Display type based on odd signage

Austin StahlAustin Stahl Posts: 54
edited June 2016 in Type Design Critiques
I've started working on something fun, based on some fabricated metal letters above the Baltimore Harbor Tunnel, near where I live. I've always been fascinated by these letterforms — they're just so strange, like they were made by someone without a full grasp of what letters are supposed to look like, and yet I find them really charming. Some pics (note that they're somewhat different on each side of the tunnel!):

North side: http://bridgehunter.com/photos/17/19/171979-L.jpg
South side: http://static.panoramio.com/photos/original/32268723.jpg

So I started designing something that's cleaned up enough to be usable, but hopefully without losing that awkward charm. The tough thing is finding the spot where that balance is!

So far, I've made only the characters that I have references for. Wanted to get a little feedback before moving on to filling in the rest of the alphabet.




I know the /R is super weird (I mean, even more weird than the rest), but I love it. There are definitely some characters that feel darker than others — I need to figure out how much of that I want to keep (what's distracting vs what's attractively naive).

I think this has a cool 20th-century industrial confidence to it, but I have no idea whether that's appealing to anyone but me. :)

Comments

  • Ideas to try out: wider top of A, reversing the M. 
  • reversing the M. 
    Maybe for an alt, but this is part of the original lettering's charm, no?
  • Actually instead of reversing the "M" I would reverse the "A". See some great examples here, such as: https://www.flickr.com/photos/patlejch/21846108510/in/pool-altcontrast/

  • I've been torn on the M. I actually removed some weight from the left stroke because it was so heavy overall, but maybe I should stay away from half-measures: Either reverse it to look more normal (and keep the A as-is), or just go all-in on the "left side is way heavier" thing?
  • Stephen ColesStephen Coles Posts: 787
    edited June 2016
    Hrant, that steady rhythmic strategy can work for lettering, but I don't know if reversing all the diagonals is really the best solution for this typeface. The charm is in the mix of contrast, not the mere reversal of contrast.
  • Hrant H. PapazianHrant H. Papazian Posts: 1,610
    edited June 2016
    Stephen, I can dig that, and I'm no fan of blind reversal (even though it can at least serve as a wake-up call). What I tend to propose is greater harmony by favoring the eye over the dogma of conventional ductal contrast; whether it's a font or canned lettering, making for example the "A" thin-left/thick-right tends to create discord. I posit that's why those unencumbered by tradition tend to favor the opposite.

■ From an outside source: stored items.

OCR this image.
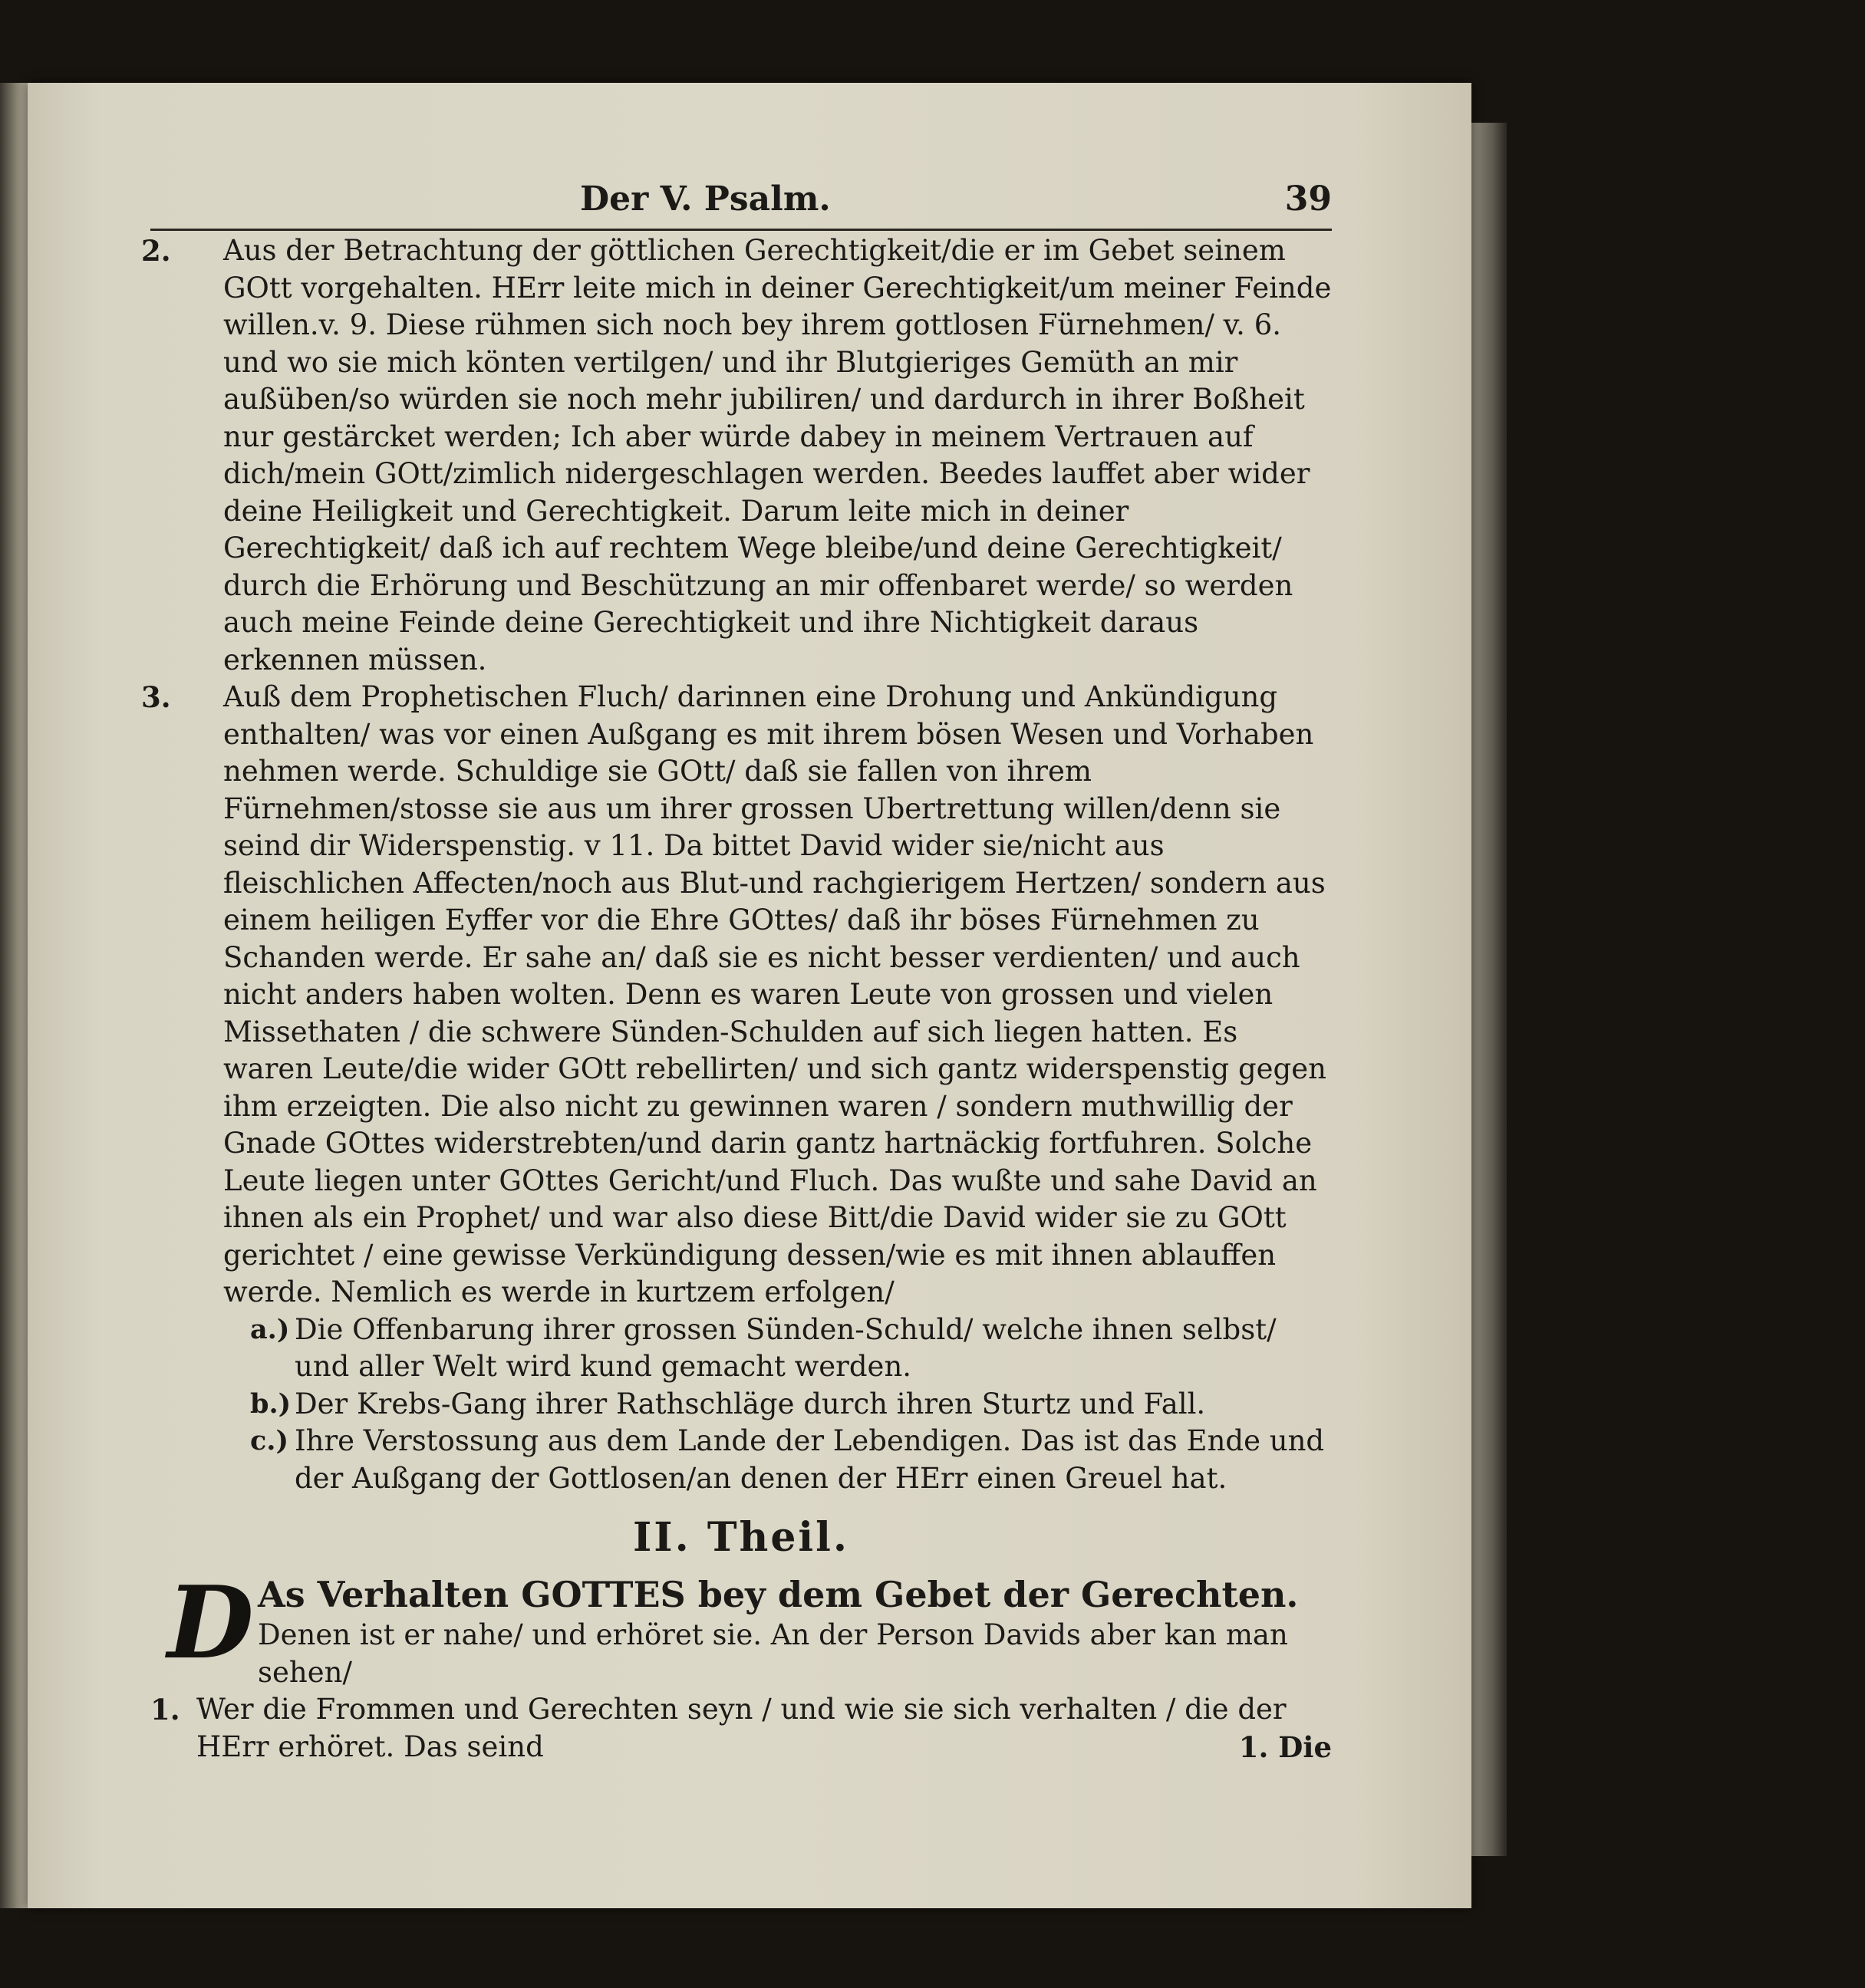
Der V. Psalm.	39
2. Aus der Betrachtung der göttlichen Gerechtigkeit/die er im Gebet seinem GOtt vorgehalten. HErr leite mich in deiner Gerechtigkeit/um meiner Feinde willen.v. 9. Diese rühmen sich noch bey ihrem gottlosen Fürnehmen/ v. 6. und wo sie mich könten vertilgen/ und ihr Blutgieriges Gemüth an mir außüben/so würden sie noch mehr jubiliren/ und dardurch in ihrer Boßheit nur gestärcket werden; Ich aber würde dabey in meinem Vertrauen auf dich/mein GOtt/zimlich nidergeschlagen werden. Beedes lauffet aber wider deine Heiligkeit und Gerechtigkeit. Darum leite mich in deiner Gerechtigkeit/ daß ich auf rechtem Wege bleibe/und deine Gerechtigkeit/ durch die Erhörung und Beschützung an mir offenbaret werde/ so werden auch meine Feinde deine Gerechtigkeit und ihre Nichtigkeit daraus erkennen müssen.
3. Auß dem Prophetischen Fluch/ darinnen eine Drohung und Ankündigung enthalten/ was vor einen Außgang es mit ihrem bösen Wesen und Vorhaben nehmen werde. Schuldige sie GOtt/ daß sie fallen von ihrem Fürnehmen/stosse sie aus um ihrer grossen Ubertrettung willen/denn sie seind dir Widerspenstig. v 11. Da bittet David wider sie/nicht aus fleischlichen Affecten/noch aus Blut-und rachgierigem Hertzen/ sondern aus einem heiligen Eyffer vor die Ehre GOttes/ daß ihr böses Fürnehmen zu Schanden werde. Er sahe an/ daß sie es nicht besser verdienten/ und auch nicht anders haben wolten. Denn es waren Leute von grossen und vielen Missethaten / die schwere Sünden-Schulden auf sich liegen hatten. Es waren Leute/die wider GOtt rebellirten/ und sich gantz widerspenstig gegen ihm erzeigten. Die also nicht zu gewinnen waren / sondern muthwillig der Gnade GOttes widerstrebten/und darin gantz hartnäckig fortfuhren. Solche Leute liegen unter GOttes Gericht/und Fluch. Das wußte und sahe David an ihnen als ein Prophet/ und war also diese Bitt/die David wider sie zu GOtt gerichtet / eine gewisse Verkündigung dessen/wie es mit ihnen ablauffen werde. Nemlich es werde in kurtzem erfolgen/
a.) Die Offenbarung ihrer grossen Sünden-Schuld/ welche ihnen selbst/ und aller Welt wird kund gemacht werden.
b.) Der Krebs-Gang ihrer Rathschläge durch ihren Sturtz und Fall.
c.) Ihre Verstossung aus dem Lande der Lebendigen. Das ist das Ende und der Außgang der Gottlosen/an denen der HErr einen Greuel hat.
II. Theil.
D As Verhalten GOTTES bey dem Gebet der Gerechten.
Denen ist er nahe/ und erhöret sie. An der Person Davids aber kan man sehen/
1. Wer die Frommen und Gerechten seyn / und wie sie sich verhalten / die der HErr erhöret. Das seind	1. Die
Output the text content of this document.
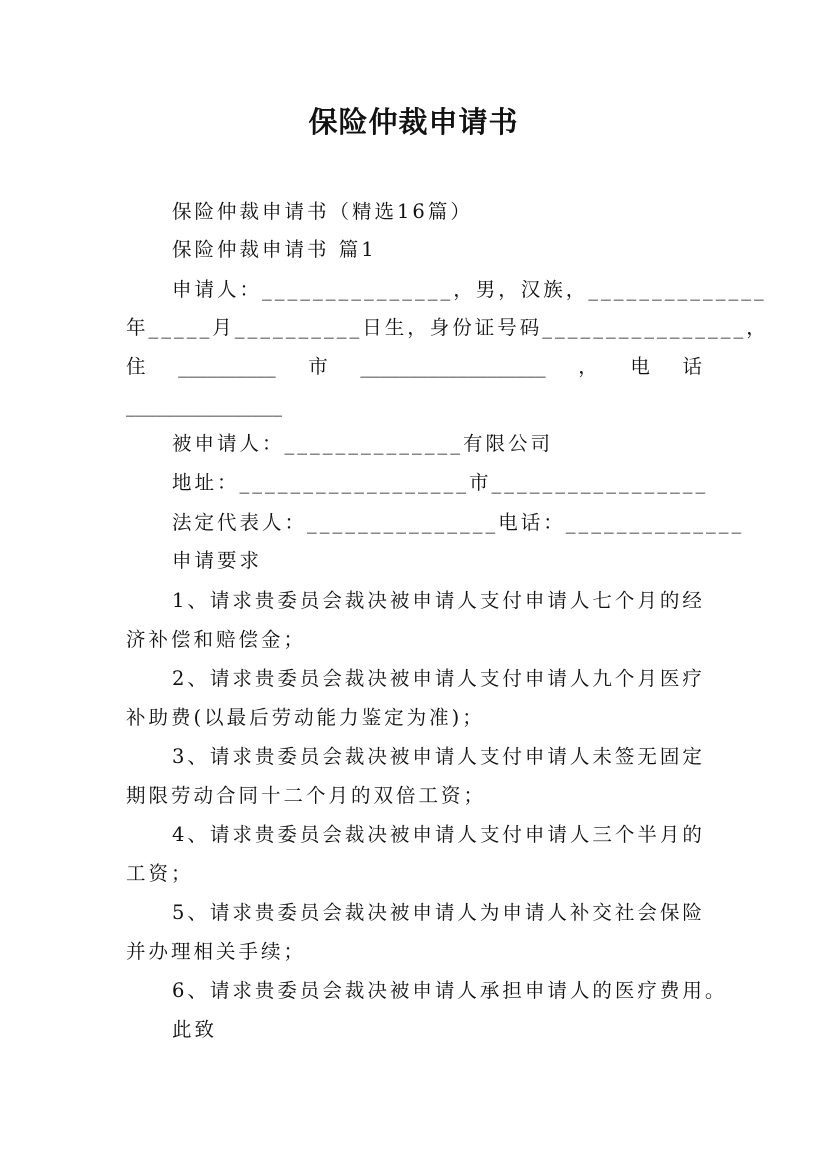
保险仲裁申请书
保险仲裁申请书（精选16篇）
保险仲裁申请书 篇1
申请人：_______________，男，汉族，______________
年_____月__________日生，身份证号码________________，
住 __________ 市 ___________________ ， 电 话
________________
被申请人：______________有限公司
地址：__________________市_________________
法定代表人：_______________电话：______________
申请要求
1、请求贵委员会裁决被申请人支付申请人七个月的经
济补偿和赔偿金；
2、请求贵委员会裁决被申请人支付申请人九个月医疗
补助费(以最后劳动能力鉴定为准)；
3、请求贵委员会裁决被申请人支付申请人未签无固定
期限劳动合同十二个月的双倍工资；
4、请求贵委员会裁决被申请人支付申请人三个半月的
工资；
5、请求贵委员会裁决被申请人为申请人补交社会保险
并办理相关手续；
6、请求贵委员会裁决被申请人承担申请人的医疗费用。
此致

    At the very least we need to spread the idea of a Stylistic Set that flips the contrast distribution to heavy-lefts (as Austin mentions). You heard it here first. Well, unless you follow me on Twitter. :-)
  • Yeah, that's an interesting use of Contextual Alts! (Sorry, I simply don’t have the brainwidth to follow folks who tweet 10 times a day.)
  • Just because it exists as signage, does not mean it needs to exist as a typeface.
    If you are going to go there, what about the lowercase?

  • Well, there are a lot of typefaces that don't need to exist. I'm having fun.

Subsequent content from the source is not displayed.